Another way to accommodate volatility is through price smoothing. In this case, the pricing formula should be based on futures prices of crude whiles refinery costs reflect forward refinery margins. There is empirical evidence that most of the times; futures prices are slightly higher than spot prices because the markets are not perfectly efficient. In this circumstance, the ex-refinery price of futures-induced petroleum prices may be slightly higher than the actual price at least for some time in order to stabilize prices within a defined band. Product price stability is good both for planning by businesses and checking the inflationary effect of crude oil price volatility.

Crude volatility can also be checked through sound exchange rate management. This might be why countries are encouraged to develop refinery capacity whether they are producers or consumers of oil. The foreign currency shortfalls arising from the purchase of refined products are avoided. The rate of local currency depreciation is controlled. The import parity based pricing of crude oil therefore takes care of additional volatilities from exchange rate fluctuations.


Since price fluctuations are the major problems in our pricing regime, I have proposed a price smoothing scheme which can accommodate volatilities arising from crude oil prices. This scheme is advantageous for different reasons. It checks the effects of volatility of crude prices and stabilizes domestic prices within a defined band, helps with planning by businesses and is more transparent. The stages of the proposed scheme are stated as follows:

i. Set maximum band of spot prices of crude

ii. Estimate long-run futures prices of crude based on moving averages of past futures prices.

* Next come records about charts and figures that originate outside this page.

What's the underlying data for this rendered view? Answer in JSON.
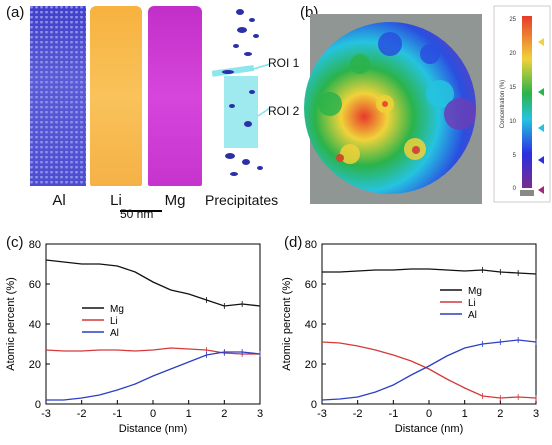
{
  "panels": {
    "a": {
      "label": "(a)",
      "elements": [
        "Al",
        "Li",
        "Mg",
        "Precipitates"
      ],
      "scale_bar": "50 nm",
      "roi_labels": [
        "ROI 1",
        "ROI 2"
      ],
      "colors": {
        "Al": "#3e3ec9",
        "Li": "#f7b23f",
        "Mg": "#c634cd",
        "roi": "#7fe3ea",
        "precipitate": "#2b2fa8"
      }
    },
    "b": {
      "label": "(b)",
      "colorbar_title": "Concentration (%)",
      "colorbar_ticks": [
        "0",
        "5",
        "10",
        "15",
        "20",
        "25"
      ]
    },
    "c": {
      "label": "(c)"
    },
    "d": {
      "label": "(d)"
    }
  },
  "chart_data": [
    {
      "type": "line",
      "panel": "c",
      "xlabel": "Distance (nm)",
      "ylabel": "Atomic percent (%)",
      "xlim": [
        -3,
        3
      ],
      "ylim": [
        0,
        80
      ],
      "xticks": [
        -3,
        -2,
        -1,
        0,
        1,
        2,
        3
      ],
      "yticks": [
        0,
        20,
        40,
        60,
        80
      ],
      "legend_position": "center-left",
      "series": [
        {
          "name": "Mg",
          "color": "#111111",
          "x": [
            -3,
            -2.5,
            -2,
            -1.5,
            -1,
            -0.5,
            0,
            0.5,
            1,
            1.5,
            2,
            2.5,
            3
          ],
          "y": [
            72,
            71,
            70,
            70,
            69,
            66,
            61,
            57,
            55,
            52,
            49,
            50,
            49
          ]
        },
        {
          "name": "Li",
          "color": "#d43a3a",
          "x": [
            -3,
            -2.5,
            -2,
            -1.5,
            -1,
            -0.5,
            0,
            0.5,
            1,
            1.5,
            2,
            2.5,
            3
          ],
          "y": [
            27,
            26.5,
            26.5,
            27,
            27,
            26.5,
            27,
            28,
            27.5,
            27,
            25.5,
            25,
            25
          ]
        },
        {
          "name": "Al",
          "color": "#2b3fc4",
          "x": [
            -3,
            -2.5,
            -2,
            -1.5,
            -1,
            -0.5,
            0,
            0.5,
            1,
            1.5,
            2,
            2.5,
            3
          ],
          "y": [
            2,
            2,
            3,
            4.5,
            7,
            10,
            14,
            17.5,
            21,
            24.5,
            26,
            26,
            25
          ]
        }
      ]
    },
    {
      "type": "line",
      "panel": "d",
      "xlabel": "Distance (nm)",
      "ylabel": "Atomic percent (%)",
      "xlim": [
        -3,
        3
      ],
      "ylim": [
        0,
        80
      ],
      "xticks": [
        -3,
        -2,
        -1,
        0,
        1,
        2,
        3
      ],
      "yticks": [
        0,
        20,
        40,
        60,
        80
      ],
      "legend_position": "center-right",
      "series": [
        {
          "name": "Mg",
          "color": "#111111",
          "x": [
            -3,
            -2.5,
            -2,
            -1.5,
            -1,
            -0.5,
            0,
            0.5,
            1,
            1.5,
            2,
            2.5,
            3
          ],
          "y": [
            66,
            66,
            66.5,
            67,
            67,
            67.5,
            67.5,
            67,
            66.5,
            67,
            66,
            65.5,
            65
          ]
        },
        {
          "name": "Li",
          "color": "#d43a3a",
          "x": [
            -3,
            -2.5,
            -2,
            -1.5,
            -1,
            -0.5,
            0,
            0.5,
            1,
            1.5,
            2,
            2.5,
            3
          ],
          "y": [
            31,
            30.5,
            29,
            27,
            24.5,
            21.5,
            17.5,
            12.5,
            8,
            4,
            3,
            3.5,
            3
          ]
        },
        {
          "name": "Al",
          "color": "#2b3fc4",
          "x": [
            -3,
            -2.5,
            -2,
            -1.5,
            -1,
            -0.5,
            0,
            0.5,
            1,
            1.5,
            2,
            2.5,
            3
          ],
          "y": [
            2,
            2.5,
            3.5,
            6,
            9.5,
            14.5,
            19,
            24,
            28,
            30,
            31,
            32,
            31
          ]
        }
      ]
    }
  ]
}
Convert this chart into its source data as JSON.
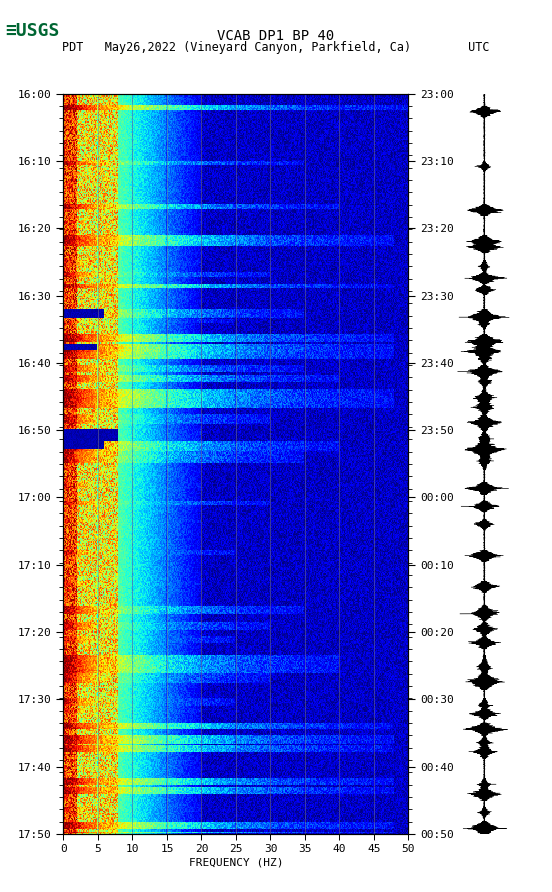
{
  "title_line1": "VCAB DP1 BP 40",
  "title_line2": "PDT   May26,2022 (Vineyard Canyon, Parkfield, Ca)        UTC",
  "left_yticks": [
    "16:00",
    "16:10",
    "16:20",
    "16:30",
    "16:40",
    "16:50",
    "17:00",
    "17:10",
    "17:20",
    "17:30",
    "17:40",
    "17:50"
  ],
  "right_yticks": [
    "23:00",
    "23:10",
    "23:20",
    "23:30",
    "23:40",
    "23:50",
    "00:00",
    "00:10",
    "00:20",
    "00:30",
    "00:40",
    "00:50"
  ],
  "xticks": [
    0,
    5,
    10,
    15,
    20,
    25,
    30,
    35,
    40,
    45,
    50
  ],
  "xlabel": "FREQUENCY (HZ)",
  "xmin": 0,
  "xmax": 50,
  "bg_color": "#ffffff",
  "grid_color": "#808080",
  "grid_linewidth": 0.6,
  "title_fontsize": 10,
  "tick_fontsize": 8,
  "label_fontsize": 8,
  "usgs_color": "#006633",
  "waveform_color": "#000000",
  "n_time": 600,
  "n_freq": 500
}
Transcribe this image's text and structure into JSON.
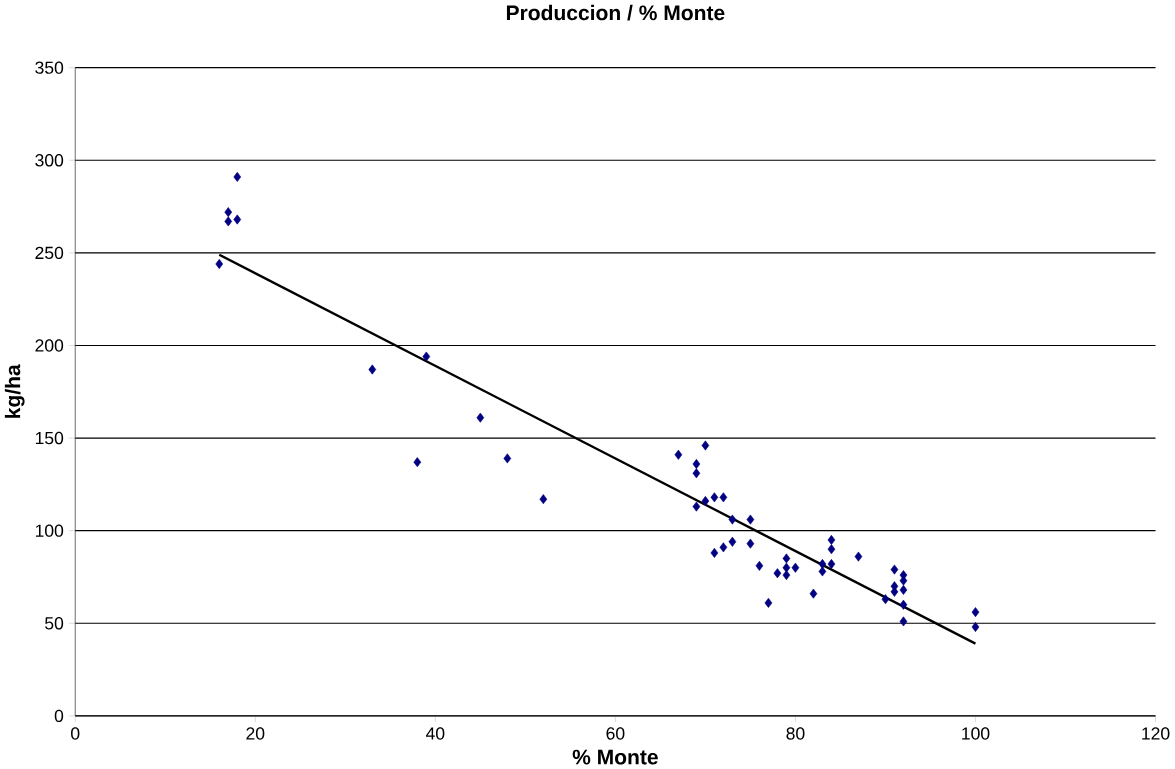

iii. Pricing should be based on futures prices when spot prices are below the maximum band.

iv. The difference between the futures and spot prices should be saved (Differential market price). A fund should be created for this savings.

v. When spot prices are at the maximum band, pricing should be based on spot prices.

vi. If spot price increases beyond its maximum band, pricing should be based on the maximum band and the deficit financed from the savings of the Differential market price.

vii. When spot prices are higher than futures prices but below the maximum band, then pricing should be based on spot prices in order to avoid losses. This proposal is worth the consideration of the National Petroleum Authority.


The debate over petroleum product pricing is endless as far as the country has no control over the global oil market. Confidence building in the pricing regime is however very key to ensure public acceptance of the prices. Both the NPA and Government must realize that it does not serve the country any good purpose if the formula for pricing petroleum products is shrouded in secrecy and in technical jargons. Ghanaians deserve to know the truth and it should be simplified to our understanding. It is also important for customers and the general Ghanaian population to know that ‘cheap’ petroleum prices are not sustainable under current global oil market circumstances. We will not even have the privilege of our emerging status as an oil producing nation to buy cheap petroleum products since the world oil market is highly integrated. We therefore need to moderate our expectations of the oil find. We should also know that the pressure we put on politicians to undermine fundamentals of the petroleum sector is recipe for national economic disaster. Even though some amount of political considerations are necessary for implementing energy reforms and price determination, economics should be the leading factor if Ghana is to manage the petroleum sector more efficiently.